CNA takes on Sutter’s greed
NURSES AT Summit Medical Center in Oakland walked the picket lines as part of a one-day strike on June 13. The action was the fourth in a series of one-day strikes during the past year due to stalled negotiations over a number of concessions demanded by Sutter Health hospitals around the Bay Area.
Sutter Health has raked in a whopping $4.2 billion in profits since 2005, yet Sutter executives want to squeeze even more out of their workers. Additional out-of-pocket expenses for health care, a two-tier wage scale that would pay new hires $18 an hour less than current nurses, and, audaciously, the elimination of paid sick leave are among the givebacks Sutter hospitals have been asking for.
In addition to these economic concessions, the company expects nurses to agree to a number of reductions in working standards that would diminish their capacity to advocate for patients.
The nurses' response? "When Summit says give back, we say fight back!" was a popular chant on the spirited picket line.
The nurses are represented by the California Nurses Association (CNA). They know this struggle is as much about protecting their patients as it is defending their own standard of living. Sutter hospitals have also been cutting services to the communities they serve. According to a CNA press release, these cuts to social services include:
-- End breast cancer screening for women with disabilities and most bone marrow transplant services for cancer patients at Alta Bates Summit in Oakland and Berkeley.
Close specialized pediatric care, acute rehabilitation, dialysis, and skilled nursing care services at Mills and Peninsula hospitals in Burlingame and San Mateo.
Close acute rehabilitation services, skilled nursing care, and psychiatric services, and substantially downgrade nursery care for sick children at Eden Hospital in Castro Valley.
Close a birthing center at Sutter Auburn Faith, forcing new mothers and families to travel up to 100 miles for obstetrics care.
Meanwhile, Sutter is paying 21 top executives salaries of more $1 million a year, some of whom have received raises of up to 206 percent in the past four years. The CEO himself received a 183 percent pay increase over five years.

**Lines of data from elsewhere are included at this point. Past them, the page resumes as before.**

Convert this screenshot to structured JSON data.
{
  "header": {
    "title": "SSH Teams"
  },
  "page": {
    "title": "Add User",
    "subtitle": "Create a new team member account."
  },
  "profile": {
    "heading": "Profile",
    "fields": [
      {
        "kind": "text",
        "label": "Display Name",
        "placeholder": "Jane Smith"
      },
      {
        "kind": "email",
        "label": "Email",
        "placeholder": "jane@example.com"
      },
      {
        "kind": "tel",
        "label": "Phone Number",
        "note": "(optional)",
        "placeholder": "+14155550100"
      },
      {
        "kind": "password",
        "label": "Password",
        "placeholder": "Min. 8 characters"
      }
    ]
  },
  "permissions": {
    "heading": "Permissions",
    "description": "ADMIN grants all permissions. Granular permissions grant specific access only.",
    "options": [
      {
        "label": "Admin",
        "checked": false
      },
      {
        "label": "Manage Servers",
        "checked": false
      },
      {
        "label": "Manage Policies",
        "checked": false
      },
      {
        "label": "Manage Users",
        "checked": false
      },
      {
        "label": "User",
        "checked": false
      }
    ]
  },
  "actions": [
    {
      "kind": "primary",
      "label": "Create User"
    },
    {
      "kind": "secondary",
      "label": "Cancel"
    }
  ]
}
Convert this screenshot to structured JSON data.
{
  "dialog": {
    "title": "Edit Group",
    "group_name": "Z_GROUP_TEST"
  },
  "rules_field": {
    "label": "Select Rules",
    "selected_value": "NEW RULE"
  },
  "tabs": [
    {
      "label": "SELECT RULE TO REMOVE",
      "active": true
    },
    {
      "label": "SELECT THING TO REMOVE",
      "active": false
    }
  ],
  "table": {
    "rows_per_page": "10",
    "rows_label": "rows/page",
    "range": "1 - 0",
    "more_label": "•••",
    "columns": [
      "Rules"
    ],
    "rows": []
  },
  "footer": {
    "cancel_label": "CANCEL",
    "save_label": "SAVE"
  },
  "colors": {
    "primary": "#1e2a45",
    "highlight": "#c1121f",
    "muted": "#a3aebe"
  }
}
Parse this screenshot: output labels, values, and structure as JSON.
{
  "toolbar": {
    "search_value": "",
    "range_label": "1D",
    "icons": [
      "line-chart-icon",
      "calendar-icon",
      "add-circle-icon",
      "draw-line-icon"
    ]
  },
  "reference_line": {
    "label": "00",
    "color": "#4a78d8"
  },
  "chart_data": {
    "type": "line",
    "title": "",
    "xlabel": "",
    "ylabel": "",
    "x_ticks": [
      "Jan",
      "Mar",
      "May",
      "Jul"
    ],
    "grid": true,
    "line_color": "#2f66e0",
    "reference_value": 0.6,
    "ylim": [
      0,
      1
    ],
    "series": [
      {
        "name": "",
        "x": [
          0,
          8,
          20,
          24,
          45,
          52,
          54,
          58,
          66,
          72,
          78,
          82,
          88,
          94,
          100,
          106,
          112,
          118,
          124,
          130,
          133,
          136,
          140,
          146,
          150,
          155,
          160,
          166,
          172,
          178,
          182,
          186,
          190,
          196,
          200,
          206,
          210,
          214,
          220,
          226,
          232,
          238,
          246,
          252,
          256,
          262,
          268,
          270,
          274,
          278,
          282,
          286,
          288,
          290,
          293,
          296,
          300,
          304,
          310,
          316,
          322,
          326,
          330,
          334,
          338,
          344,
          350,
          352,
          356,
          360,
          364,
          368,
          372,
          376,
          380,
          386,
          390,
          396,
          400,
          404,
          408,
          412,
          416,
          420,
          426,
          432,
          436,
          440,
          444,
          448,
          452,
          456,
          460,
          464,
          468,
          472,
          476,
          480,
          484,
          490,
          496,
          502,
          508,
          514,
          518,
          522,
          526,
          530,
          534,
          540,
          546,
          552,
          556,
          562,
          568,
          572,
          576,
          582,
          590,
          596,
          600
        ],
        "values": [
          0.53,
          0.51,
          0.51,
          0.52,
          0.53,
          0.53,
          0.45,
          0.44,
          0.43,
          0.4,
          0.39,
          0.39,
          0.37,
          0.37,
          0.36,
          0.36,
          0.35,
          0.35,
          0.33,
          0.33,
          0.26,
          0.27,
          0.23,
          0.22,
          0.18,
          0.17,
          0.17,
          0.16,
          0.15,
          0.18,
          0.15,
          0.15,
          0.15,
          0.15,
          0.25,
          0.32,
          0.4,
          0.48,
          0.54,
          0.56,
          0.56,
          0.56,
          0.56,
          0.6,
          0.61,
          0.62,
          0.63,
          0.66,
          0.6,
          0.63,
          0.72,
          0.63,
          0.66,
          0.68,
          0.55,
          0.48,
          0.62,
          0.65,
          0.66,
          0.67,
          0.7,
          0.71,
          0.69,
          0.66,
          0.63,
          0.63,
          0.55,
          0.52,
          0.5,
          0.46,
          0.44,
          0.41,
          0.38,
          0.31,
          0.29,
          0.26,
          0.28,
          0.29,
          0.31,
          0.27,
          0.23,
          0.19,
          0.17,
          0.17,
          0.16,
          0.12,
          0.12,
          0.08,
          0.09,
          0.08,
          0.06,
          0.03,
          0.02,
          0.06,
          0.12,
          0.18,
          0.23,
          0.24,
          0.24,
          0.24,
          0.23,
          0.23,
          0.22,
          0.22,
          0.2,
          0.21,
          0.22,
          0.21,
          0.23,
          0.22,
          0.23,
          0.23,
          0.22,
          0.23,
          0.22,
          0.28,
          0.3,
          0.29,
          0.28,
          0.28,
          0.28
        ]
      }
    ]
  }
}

In the words of Leslie Blanchard, one of the striking nurses:
Sutter is not good for patients. They said in the Sacramento Bee that the reason top executives get highly paid is to attract talent. Well, the same is true of nurses. Delivering patient care is complicated; it's much more involved than 10 or 20 years ago. You need qualified nurses and you need to treat them well.
AT AN afternoon rally that drew a crowd of 100 nurses and supporters, Martha Kuhl, a nurse and CNA official, accused Sutter of taking advantage of the economic climate to attack unions and impose austerity.
"We are a line of defense," Kuhl said. "We are part of a more important struggle, and remember, we can win if workers stick together." She reminded the crowd that the CNA along with National Nurses United (NNU) has been calling for a "Robin Hood" tax on financial transactions that could raise tens of billions each year in the U.S. for health care, jobs and education.
The highlight of the campaign so far was a 3,000-strong march during the NATO summit in Chicago last month, and it will continue locally with a rally in San Francisco on Tuesday, June 19, at JP Morgan Chase.
"The real solution to all this of course is Medicare for all," added Kuhl. To that end, the CNA, the NNU and the Campaign for a Healthy California are jointly organizing a Medicare For All Bus Tour that departs June 19 and will visit 20 California cities on July 13.
Nurses' morale remains high even though the fight against Sutter has been dragging on for more than a year. "If you want to know how long we'll be out here, we'll be out here until we get a contract," said nurse Millie Borland. "This is the biggest line I've seen so far. We are building momentum."
Recently, two Northern California hospitals in the Sutter chain have backed down by taking concessions off the table. Those facilities now have contracts and serve as a beacon for those still in the battle at Summit and other area hospitals.